There is a widely held assumption among women over 40 that jumping and high-impact exercise are off the table. It is framed variously as a joint concern, a pelvic floor issue, or a general sense that bones become more fragile with age and should be protected from impact. The assumption is understandable. It is also, for most healthy women, incorrect.
A growing body of research is making a compelling case that plyometric exercises, movements that require the body to produce force quickly through jumps, bounds and hops, are among the most effective tools available for building and maintaining bone density in women, particularly those navigating perimenopause and beyond. The same demographic most inclined to avoid this type of training is the one with the most to gain from it.
What plyometrics do to bone
Bone is living tissue that responds to the demands placed on it. When a bone is subjected to rapid, high-impact loading, sensor cells within it detect the force and signal the bone-building cells to lay down new bone in response. This process is how bone density is maintained and, to a degree, increased over time.

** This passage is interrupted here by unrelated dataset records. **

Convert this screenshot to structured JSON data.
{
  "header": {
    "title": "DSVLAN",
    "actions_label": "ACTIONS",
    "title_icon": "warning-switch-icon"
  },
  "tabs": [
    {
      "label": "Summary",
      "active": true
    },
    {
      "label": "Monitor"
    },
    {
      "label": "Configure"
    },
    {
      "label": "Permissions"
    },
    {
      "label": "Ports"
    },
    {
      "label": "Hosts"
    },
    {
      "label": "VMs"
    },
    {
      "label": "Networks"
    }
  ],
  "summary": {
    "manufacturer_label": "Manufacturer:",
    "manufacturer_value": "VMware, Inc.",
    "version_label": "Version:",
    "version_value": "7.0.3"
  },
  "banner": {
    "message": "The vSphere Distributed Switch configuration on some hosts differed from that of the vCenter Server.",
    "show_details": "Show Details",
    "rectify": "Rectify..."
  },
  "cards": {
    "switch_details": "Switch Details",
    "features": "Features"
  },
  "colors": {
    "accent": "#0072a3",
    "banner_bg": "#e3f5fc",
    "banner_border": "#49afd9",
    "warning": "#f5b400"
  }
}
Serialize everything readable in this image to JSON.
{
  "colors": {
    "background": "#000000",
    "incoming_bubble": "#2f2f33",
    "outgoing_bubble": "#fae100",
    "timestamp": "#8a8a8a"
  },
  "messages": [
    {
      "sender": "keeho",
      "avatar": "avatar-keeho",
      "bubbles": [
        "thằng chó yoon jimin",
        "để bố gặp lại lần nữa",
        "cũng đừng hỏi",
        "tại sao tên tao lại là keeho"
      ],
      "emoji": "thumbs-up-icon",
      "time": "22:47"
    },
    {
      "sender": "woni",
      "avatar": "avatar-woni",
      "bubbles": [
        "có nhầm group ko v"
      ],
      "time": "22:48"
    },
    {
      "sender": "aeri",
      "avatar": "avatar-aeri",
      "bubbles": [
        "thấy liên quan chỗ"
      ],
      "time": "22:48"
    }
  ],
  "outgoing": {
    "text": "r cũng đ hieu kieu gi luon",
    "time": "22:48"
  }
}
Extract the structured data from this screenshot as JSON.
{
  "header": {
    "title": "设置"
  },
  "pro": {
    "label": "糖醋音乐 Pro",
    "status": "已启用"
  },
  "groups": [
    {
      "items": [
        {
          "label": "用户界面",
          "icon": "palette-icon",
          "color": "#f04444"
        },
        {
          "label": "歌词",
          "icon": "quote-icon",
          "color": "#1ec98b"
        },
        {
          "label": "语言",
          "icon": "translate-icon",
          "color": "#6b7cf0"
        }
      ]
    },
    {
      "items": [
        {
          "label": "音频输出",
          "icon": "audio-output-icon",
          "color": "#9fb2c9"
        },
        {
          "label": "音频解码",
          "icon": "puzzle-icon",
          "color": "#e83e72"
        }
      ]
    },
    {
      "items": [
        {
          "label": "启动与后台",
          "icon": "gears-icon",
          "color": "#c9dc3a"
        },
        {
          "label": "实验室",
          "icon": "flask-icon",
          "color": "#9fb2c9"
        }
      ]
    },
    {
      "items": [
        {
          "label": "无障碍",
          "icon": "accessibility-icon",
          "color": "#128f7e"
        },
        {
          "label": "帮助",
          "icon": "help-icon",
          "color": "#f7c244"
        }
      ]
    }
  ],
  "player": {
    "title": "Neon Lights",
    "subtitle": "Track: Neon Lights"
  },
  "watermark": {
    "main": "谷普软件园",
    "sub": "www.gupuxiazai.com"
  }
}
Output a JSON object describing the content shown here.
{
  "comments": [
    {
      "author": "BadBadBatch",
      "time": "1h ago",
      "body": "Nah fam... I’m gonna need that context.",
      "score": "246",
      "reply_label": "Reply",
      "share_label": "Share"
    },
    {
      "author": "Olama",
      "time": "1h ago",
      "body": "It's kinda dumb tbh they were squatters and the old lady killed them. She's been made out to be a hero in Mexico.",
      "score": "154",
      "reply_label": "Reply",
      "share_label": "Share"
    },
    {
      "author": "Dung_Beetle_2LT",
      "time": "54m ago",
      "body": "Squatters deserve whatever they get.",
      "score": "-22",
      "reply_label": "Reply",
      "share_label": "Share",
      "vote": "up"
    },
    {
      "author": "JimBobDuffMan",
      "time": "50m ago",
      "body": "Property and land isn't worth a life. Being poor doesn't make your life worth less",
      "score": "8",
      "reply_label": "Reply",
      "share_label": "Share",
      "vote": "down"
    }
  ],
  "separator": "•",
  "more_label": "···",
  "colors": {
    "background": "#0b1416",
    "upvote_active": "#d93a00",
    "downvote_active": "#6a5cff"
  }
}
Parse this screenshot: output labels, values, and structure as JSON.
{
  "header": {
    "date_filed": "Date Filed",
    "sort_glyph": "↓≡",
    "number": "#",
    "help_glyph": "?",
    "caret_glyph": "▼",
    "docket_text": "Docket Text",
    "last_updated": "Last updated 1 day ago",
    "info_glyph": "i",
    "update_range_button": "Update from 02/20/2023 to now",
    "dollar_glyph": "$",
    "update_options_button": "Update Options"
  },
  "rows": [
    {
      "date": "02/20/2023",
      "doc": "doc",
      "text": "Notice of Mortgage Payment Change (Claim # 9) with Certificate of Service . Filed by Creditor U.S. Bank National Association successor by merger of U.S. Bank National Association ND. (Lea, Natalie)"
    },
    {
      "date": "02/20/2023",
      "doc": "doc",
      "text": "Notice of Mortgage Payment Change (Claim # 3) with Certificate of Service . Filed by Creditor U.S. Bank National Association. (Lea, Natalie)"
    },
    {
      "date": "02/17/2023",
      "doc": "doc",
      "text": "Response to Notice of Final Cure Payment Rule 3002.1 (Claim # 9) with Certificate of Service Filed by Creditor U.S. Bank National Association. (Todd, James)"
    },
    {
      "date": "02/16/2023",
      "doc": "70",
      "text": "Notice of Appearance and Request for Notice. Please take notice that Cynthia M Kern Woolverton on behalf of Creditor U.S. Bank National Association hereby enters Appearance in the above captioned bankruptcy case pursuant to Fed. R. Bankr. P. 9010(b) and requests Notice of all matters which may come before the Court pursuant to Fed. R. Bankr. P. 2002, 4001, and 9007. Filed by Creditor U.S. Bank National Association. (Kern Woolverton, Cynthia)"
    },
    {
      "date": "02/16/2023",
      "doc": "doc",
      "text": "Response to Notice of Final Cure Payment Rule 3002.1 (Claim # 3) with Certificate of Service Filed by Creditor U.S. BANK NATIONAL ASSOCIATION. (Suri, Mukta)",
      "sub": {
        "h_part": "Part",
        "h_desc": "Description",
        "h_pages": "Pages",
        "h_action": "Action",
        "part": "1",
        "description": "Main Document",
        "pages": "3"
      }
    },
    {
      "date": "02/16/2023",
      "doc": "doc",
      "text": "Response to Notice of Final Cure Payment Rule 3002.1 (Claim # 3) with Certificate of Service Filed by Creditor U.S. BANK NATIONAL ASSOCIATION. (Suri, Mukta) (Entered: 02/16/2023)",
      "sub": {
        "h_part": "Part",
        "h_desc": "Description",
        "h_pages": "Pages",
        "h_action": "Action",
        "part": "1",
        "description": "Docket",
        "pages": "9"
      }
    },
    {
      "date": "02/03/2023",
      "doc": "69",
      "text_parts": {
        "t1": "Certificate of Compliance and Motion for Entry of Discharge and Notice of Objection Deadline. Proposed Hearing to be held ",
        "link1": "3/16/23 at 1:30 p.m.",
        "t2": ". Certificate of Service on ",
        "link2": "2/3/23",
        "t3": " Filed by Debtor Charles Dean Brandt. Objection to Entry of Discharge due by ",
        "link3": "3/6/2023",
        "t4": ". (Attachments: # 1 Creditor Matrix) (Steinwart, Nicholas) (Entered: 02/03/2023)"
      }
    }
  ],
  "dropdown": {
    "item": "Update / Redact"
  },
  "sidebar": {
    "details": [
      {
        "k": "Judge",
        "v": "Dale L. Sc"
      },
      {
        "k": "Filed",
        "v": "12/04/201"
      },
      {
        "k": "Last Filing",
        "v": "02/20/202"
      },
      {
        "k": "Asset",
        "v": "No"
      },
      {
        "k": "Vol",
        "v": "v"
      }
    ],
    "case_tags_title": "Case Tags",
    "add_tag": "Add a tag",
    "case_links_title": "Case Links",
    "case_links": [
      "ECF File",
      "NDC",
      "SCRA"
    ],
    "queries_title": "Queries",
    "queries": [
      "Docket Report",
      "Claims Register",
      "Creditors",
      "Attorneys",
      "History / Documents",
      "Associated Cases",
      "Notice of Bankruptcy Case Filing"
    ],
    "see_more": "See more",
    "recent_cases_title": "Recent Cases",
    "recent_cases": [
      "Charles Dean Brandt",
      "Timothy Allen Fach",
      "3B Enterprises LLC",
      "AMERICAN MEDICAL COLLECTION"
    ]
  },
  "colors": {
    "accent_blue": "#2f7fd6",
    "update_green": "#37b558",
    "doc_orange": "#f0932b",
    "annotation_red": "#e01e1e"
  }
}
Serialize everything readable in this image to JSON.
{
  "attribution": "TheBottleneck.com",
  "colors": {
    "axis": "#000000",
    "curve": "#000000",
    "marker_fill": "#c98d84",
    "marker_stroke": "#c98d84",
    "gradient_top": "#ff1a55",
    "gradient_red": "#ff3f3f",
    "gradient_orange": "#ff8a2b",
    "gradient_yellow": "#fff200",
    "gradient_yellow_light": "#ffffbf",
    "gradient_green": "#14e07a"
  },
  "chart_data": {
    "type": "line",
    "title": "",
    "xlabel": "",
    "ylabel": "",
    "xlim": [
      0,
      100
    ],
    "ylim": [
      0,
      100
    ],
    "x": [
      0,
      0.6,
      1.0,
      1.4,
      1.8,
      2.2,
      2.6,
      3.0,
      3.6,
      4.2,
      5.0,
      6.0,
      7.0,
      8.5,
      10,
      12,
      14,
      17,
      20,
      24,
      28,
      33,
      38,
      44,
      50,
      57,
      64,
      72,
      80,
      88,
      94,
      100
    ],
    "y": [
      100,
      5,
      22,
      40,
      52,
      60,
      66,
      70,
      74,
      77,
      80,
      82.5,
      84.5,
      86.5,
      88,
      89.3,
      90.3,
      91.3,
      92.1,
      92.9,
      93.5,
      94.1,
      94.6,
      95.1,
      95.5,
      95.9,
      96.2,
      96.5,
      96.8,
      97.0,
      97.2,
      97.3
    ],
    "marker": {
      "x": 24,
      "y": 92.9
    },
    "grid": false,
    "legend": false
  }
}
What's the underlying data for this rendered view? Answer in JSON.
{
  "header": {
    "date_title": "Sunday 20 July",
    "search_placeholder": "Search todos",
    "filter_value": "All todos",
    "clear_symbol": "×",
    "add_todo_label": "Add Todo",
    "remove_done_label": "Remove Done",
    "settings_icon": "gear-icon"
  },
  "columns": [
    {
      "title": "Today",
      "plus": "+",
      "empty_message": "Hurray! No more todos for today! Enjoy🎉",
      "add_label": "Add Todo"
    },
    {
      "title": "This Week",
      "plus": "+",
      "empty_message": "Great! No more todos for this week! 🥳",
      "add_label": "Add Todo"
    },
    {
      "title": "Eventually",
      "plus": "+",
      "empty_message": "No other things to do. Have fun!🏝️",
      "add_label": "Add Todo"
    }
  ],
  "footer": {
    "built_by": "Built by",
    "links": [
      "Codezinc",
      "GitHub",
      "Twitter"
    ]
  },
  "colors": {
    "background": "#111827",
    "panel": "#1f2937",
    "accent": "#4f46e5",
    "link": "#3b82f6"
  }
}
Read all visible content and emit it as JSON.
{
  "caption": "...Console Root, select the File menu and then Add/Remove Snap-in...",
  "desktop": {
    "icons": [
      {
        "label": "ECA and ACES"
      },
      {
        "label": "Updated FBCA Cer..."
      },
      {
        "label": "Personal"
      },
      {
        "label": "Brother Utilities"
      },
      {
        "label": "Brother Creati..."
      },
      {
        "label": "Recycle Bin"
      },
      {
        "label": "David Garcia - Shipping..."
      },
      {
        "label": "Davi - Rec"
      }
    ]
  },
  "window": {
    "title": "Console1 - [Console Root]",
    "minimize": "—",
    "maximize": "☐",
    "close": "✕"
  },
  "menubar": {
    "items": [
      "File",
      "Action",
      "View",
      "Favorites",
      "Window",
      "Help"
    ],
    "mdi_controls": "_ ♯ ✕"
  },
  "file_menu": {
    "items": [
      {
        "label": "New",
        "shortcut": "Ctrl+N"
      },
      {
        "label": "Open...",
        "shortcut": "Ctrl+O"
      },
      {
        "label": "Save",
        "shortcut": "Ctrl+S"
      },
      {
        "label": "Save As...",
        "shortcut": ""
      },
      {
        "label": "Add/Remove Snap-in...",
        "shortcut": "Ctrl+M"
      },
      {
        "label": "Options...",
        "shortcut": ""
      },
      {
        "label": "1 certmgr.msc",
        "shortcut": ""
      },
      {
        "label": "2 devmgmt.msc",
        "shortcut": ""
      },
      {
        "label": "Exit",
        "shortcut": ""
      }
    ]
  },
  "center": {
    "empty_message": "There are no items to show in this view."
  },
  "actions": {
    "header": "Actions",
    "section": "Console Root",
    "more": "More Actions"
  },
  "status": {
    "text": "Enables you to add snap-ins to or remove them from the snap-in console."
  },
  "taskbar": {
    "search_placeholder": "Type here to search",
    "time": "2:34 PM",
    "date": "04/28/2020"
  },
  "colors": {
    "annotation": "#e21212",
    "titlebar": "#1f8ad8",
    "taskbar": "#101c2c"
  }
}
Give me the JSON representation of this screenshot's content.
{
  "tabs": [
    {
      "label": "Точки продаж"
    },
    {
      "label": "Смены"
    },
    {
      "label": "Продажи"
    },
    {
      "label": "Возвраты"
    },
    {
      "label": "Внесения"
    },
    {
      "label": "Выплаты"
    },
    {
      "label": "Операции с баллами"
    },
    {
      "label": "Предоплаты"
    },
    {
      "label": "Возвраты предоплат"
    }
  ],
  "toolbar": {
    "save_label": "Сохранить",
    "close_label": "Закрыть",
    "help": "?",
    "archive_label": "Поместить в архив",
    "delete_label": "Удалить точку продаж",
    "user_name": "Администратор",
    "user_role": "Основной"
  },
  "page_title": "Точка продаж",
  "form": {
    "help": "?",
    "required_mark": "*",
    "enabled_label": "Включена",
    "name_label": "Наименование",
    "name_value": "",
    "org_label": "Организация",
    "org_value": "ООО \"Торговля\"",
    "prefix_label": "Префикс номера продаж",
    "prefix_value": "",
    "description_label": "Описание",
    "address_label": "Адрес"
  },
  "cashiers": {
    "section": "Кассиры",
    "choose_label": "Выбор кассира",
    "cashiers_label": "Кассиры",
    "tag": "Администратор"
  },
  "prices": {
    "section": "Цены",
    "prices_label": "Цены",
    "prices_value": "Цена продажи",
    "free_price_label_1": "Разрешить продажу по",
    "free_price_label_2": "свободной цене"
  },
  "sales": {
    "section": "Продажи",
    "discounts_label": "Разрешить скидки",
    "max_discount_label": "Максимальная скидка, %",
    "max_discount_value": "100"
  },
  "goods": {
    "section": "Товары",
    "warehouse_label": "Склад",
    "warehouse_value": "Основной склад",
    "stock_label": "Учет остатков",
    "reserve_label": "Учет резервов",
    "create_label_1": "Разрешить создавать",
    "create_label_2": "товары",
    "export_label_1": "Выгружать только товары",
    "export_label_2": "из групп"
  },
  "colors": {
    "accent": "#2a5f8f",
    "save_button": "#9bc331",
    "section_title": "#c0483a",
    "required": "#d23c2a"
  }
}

The key variable is the speed and sharpness of impact. Bone responds best to forces that arrive quickly, like the landing phase of a jump, rather than slow, sustained loading. This is why plyometrics produce bone benefits that steady-state aerobic exercise and even traditional strength training cannot fully replicate. A jump squat, for example, requires the muscles and skeleton to absorb and generate force far more rapidly than a conventional goblet squat, producing a stimulus that drives more pronounced bone adaptation.
A review published in Current Osteoporosis Reports found plyometrics to be among the most effective interventions for improving bone density and reducing fracture risk in post-menopausal women. A separate 2025 review in BMC Musculoskeletal Disorders found that adding plyometrics to an existing exercise routine produced measurable improvements in bone mineral density at the spine and hip, two of the sites most vulnerable to osteoporotic fracture in women.
Why women are particularly at risk
Women face significantly higher lifetime risk of osteopenia and osteoporosis than men. Eighty per cent of all people with osteoporosis are women. The primary driver is hormonal: oestrogen plays a direct role in bone formation, and the sharp decline in oestrogen levels during perimenopause and menopause causes a corresponding acceleration in bone loss that has no male equivalent of the same speed or severity.
Women also reach lower peak bone mass in early adulthood than men, which means the skeletal reserve available to draw on as age-related loss begins is smaller from the outset. Smaller frames and thinner bone cortices compound the effect. And because women live longer than men on average, they spend more years in a low-oestrogen state, accumulating the cumulative effects of reduced bone density over a longer period.
The spine and hip are the two sites where osteoporotic fractures most commonly occur in women, and both are highly responsive to plyometric training because they absorb the most impact force during landing. The implication is that the exercises most avoided by the demographic at greatest risk are also the ones most directly targeting the areas of greatest vulnerability.
What about the joints?
The persistent belief that jumping damages joints, worsens arthritis or increases fracture risk is not supported by current evidence. When performed with proper technique and appropriate progression, plyometric training does not cause the wear-and-tear it is commonly assumed to. The real risks are improper landing mechanics, inadequate preparation and progressing too quickly, none of which are inherent to the exercises themselves.
Plyometrics are also not a replacement for traditional strength training but a complement to it. Strength work builds the muscle and connective tissue health that makes high-impact training safe and effective. Impact loading provides the specific stimulus that bone responds to most powerfully. Used together, the two approaches support both the skeleton and the surrounding soft tissue in ways that neither achieves alone. A study published in Applied Sciences found that adding twice-weekly jump training to an existing exercise routine improved lower-limb joint health in just twelve weeks.
How to start
Anyone with existing bone density concerns, joint conditions or pelvic floor dysfunction should consult a doctor or physiotherapist before introducing plyometrics. For women with pelvic floor symptoms such as leakage or heaviness during high-impact activity, working with a pelvic floor physiotherapist first is the sensible approach.
For those cleared to begin, the starting point is small and the volume is deliberately low. One or two plyometric exercises per session, eight to twelve repetitions each, with at least twenty to thirty seconds between reps. This is not a high-volume protocol; it is a quality stimulus. Two-foot takeoffs and soft, controlled landings with slightly bent knees, hips pushed back and core engaged distribute impact safely through the lower body and protect the joints while still delivering the bone-building stimulus.
Simple calf raises and small pogo hops, where both feet leave and return to the ground in a controlled rhythm, build the Achilles tendon resilience that makes higher-impact work safe. Spending two to three weeks here before progressing gives the tendons and joints time to adapt. From there, staggered-stance jumps, which require more balance and mid-line strength, prepare the body for more demanding variations like broad jumps and eventually tuck jumps, each of which demands more force production and delivers a correspondingly stronger bone-building signal.
The principle throughout is quality over quantity. A small number of well-executed jumps produces better outcomes, and better safety, than a larger volume of poorly controlled ones. And the evidence is clear that even modest, consistent doses of this kind of training, accumulated over months and years, produce meaningful results for bone health in the women who need it most.